For years Robie and I lived wherever our jobs demanded, even after the pandemic allowed us to work from anywhere. But when we quit working, we’d be untethered from the office and free. Finally free. “Free to face the life that’s ahead of me,” I suddenly began to croon like Dennis DeYoung in Styx’s 1977 Come Sail Away, a song considered by Malcolm Dome of Classic Rock as “one of the all-time great power ballads.”
On board, I’m the captain
So climb aboard
We’ll search for tomorrow
On every shore
And I’ll try, oh Lord, I’ll try
To carry on
Fortunately for all involved, this spontaneous burst of song occurred while I was away for work and in the shower at a posh Caribbean resort. Because not only am I unable to carry a tune and so forced to confine any warbling inside the privacy of the shower, a glass-encased cage is always where I do my best thinking. Standing under free-flowing water awash in the mundane routine of lather, rinse, repeat with little to disturb the stream of consciousness, my thoughts take off on their own, meandering aimlessly, segueing randomly, mixing and matching excerpts from the past with ideas for the future until they collide like two crashing atoms.
Then I see things I never dreamed.
As I stood under the cascade of water inside an enormous two-person shower quietly in awe at the size of the space, I finally understood that Robie and I didn’t need to find a permanent place to wait for the inevitable. Because retirement wasn’t a window of opportunity. It was a gaping open doorway filled with a beam of beautiful, bright sunlight penetrating into the darkness and beckoning us to come outside and play. And once my eyes adjusted to the glare, I saw a future of endless possibilities.
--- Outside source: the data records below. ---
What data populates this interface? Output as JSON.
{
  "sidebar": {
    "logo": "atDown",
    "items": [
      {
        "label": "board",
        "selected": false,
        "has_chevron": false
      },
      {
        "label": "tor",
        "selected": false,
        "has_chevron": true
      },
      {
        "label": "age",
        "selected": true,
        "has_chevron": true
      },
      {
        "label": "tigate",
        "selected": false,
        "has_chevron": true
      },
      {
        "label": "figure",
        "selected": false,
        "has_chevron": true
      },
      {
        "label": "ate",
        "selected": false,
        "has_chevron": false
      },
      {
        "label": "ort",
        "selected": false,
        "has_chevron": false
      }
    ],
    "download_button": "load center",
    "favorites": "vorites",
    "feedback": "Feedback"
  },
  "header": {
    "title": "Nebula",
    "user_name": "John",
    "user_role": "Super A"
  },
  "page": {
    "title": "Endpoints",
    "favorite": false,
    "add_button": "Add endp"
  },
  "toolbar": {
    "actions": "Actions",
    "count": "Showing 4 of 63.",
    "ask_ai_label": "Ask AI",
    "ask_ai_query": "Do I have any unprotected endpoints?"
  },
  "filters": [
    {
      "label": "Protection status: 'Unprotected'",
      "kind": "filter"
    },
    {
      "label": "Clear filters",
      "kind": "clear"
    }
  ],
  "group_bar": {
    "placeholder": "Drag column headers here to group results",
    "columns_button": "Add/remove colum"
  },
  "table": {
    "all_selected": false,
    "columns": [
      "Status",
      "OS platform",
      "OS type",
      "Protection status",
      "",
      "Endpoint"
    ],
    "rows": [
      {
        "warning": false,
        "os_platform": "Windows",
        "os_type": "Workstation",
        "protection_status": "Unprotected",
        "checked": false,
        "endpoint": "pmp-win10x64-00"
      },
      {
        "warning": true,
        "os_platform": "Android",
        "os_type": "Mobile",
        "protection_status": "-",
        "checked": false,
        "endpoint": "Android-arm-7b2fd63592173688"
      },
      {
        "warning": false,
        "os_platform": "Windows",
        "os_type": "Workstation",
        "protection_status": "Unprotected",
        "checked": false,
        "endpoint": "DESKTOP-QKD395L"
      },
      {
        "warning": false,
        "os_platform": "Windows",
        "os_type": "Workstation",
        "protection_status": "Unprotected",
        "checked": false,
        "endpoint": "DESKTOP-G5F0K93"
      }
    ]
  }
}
Jumping out of the shower, I immediately set my wet fingers to texting Robie in short bursts that lit up his phone repeatedly.
What if we didn’t move somewhere for retirement? Ding
What if we bounced around for a while? Ding
Travel slowly, check out different places. Ding
Not looking to move. Ding
Just for fun. Ding
And when the tourist visas run out, we move on. Ding
Start in Europe. Ding
Jump from Schengen to non-Schengen. Ding
It’ll be grand! Ding
In reaction to my string of excited texts, the only response I got was a thumbs up emoji. Because I’d bothered Robie at work, the twelve hours each day when my husband barely got up from his home office desk and only showered after the close of business on the West Coast. Yet as I looked at the small screen and stared at that thumb, it was all the encouragement I needed.
I saw now that Mexico would always be there for me. While the country wouldn’t be where Robie and I would begin retirement, it would be home when we were ready to settle down. And the realization brought feelings I hadn’t sensed in a long time. For the first time in years, I felt a calm tranquility that we finally had a plan – even if that idea was little more than a grey outline of something yet to be determined. Then the feeling of serenity was rapidly replaced by a nervous tingling in my gut as I heard my heart pounding in my chest and the hair on my arms stood straight out. Pacing around the hotel room in a towel, my mind raced trying to imagine the future.
Robie and I were going to travel!
I wanted nothing more, needed nothing less.